Transcript Sty let20x

Parallelism
Stylistics 551
Lecture 20
Interpretation of Parallelism
• Functions of parallelism:
1. Connected with rhetorical emphasis
2. Aids memorability
3. Connects the elements of identity and contrast
4. Leads towards climax
The interpretation of Parallelism
Functions of Parallelism:
1. Parallelism aids memorability:
Parallelism sets a relationship of equivalence between
the elements of language. The similarity in structure
(identity) and repetition of words adds to create rhythm
and balance in the structure that aids memorability.
The rhythm and similarity makes the utterances easy to
remember. That is why poets rely heavily on the use of
parallelism.
I will complain, yet praise, and all my sour sweet days
I will bewail, approve
I will lament and love
2. Parallelism for rhetorical emphasis:
Linguistic parallelism is very often connected with
rhetorical emphasis.
Formal parallelism is combined with an implication of
contrast, that the term antithesis is most readily
applied. The connection is either the connection of
similarity or contrast.
He raised a mortal to the skies;
She drew an angel down
Rhetorical emphasis
Take me to you, imprison me, for I,
Except You enthrall me, never shall be free,
Nor ever chaste, except you ravish me. (Donne, Holy Sonnet)
This is the dead land
This is the cactus land
Here the stone images
Are raised, here they receive
The supplication of a dead man’s hand
Under the twinkle of a fading star. (Eliot, The Hollow Men)
3. Parallelism leads to climax:
Another expectation raised by parallelism is that if there
are two or more than two phrases to the pattern, it
moves towards a climax.
If you prick us, do we not bleed? If you tickle us, do we
not laugh?
If you poison us, do we not die? And if you wrong us,
shall we not
revenge? (Shakespeare, The Merchant of Venice)

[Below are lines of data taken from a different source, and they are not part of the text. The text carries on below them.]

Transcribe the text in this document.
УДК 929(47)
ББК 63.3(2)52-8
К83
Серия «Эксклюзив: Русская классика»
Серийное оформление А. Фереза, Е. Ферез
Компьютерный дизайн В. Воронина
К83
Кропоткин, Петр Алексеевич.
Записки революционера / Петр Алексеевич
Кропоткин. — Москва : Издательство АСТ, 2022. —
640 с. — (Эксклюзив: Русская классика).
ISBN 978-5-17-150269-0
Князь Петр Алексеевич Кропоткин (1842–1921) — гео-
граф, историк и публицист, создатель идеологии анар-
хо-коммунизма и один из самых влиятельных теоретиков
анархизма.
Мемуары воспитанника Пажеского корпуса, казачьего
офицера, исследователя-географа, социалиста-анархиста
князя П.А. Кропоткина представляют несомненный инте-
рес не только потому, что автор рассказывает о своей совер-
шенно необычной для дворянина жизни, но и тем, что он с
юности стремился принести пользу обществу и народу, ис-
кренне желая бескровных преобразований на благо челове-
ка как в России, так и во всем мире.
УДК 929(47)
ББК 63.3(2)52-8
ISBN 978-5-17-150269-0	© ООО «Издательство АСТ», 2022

Here the emotive force of revenge, coming after ‘bleed’,
‘laugh’, and ‘die’ is underlined by a slight variation in the
pattern; the replacement of ‘do’ by ‘shall’
Climax
“The best laid schemes o’ mice an’ men” (Robert Burns, To a
Mouse)
The relation of equivalence here is between mice and men,
which correspond not only syntactically, but phonologically in
that they are both monosyllables beginning with /m/. The
Phonological foregrounding creates poetic effect. The
reinforcing connection between mice and men is twofold. We
firstly appreciate the referential contrast between man, the
supreme head of creation, and the mouse, one of the tiniest
and most inconsequential of creatures.
Climax
• Secondly, helped by the conjunction “and” which
links the two words, we appreciate a similarity
between man and mouse, who in the sentiment of
this passage are levelled to the same status of
vulnerability to fate. What the parallelistic bond
between the two seems to suggest is that creatures
superficially different are basically the same.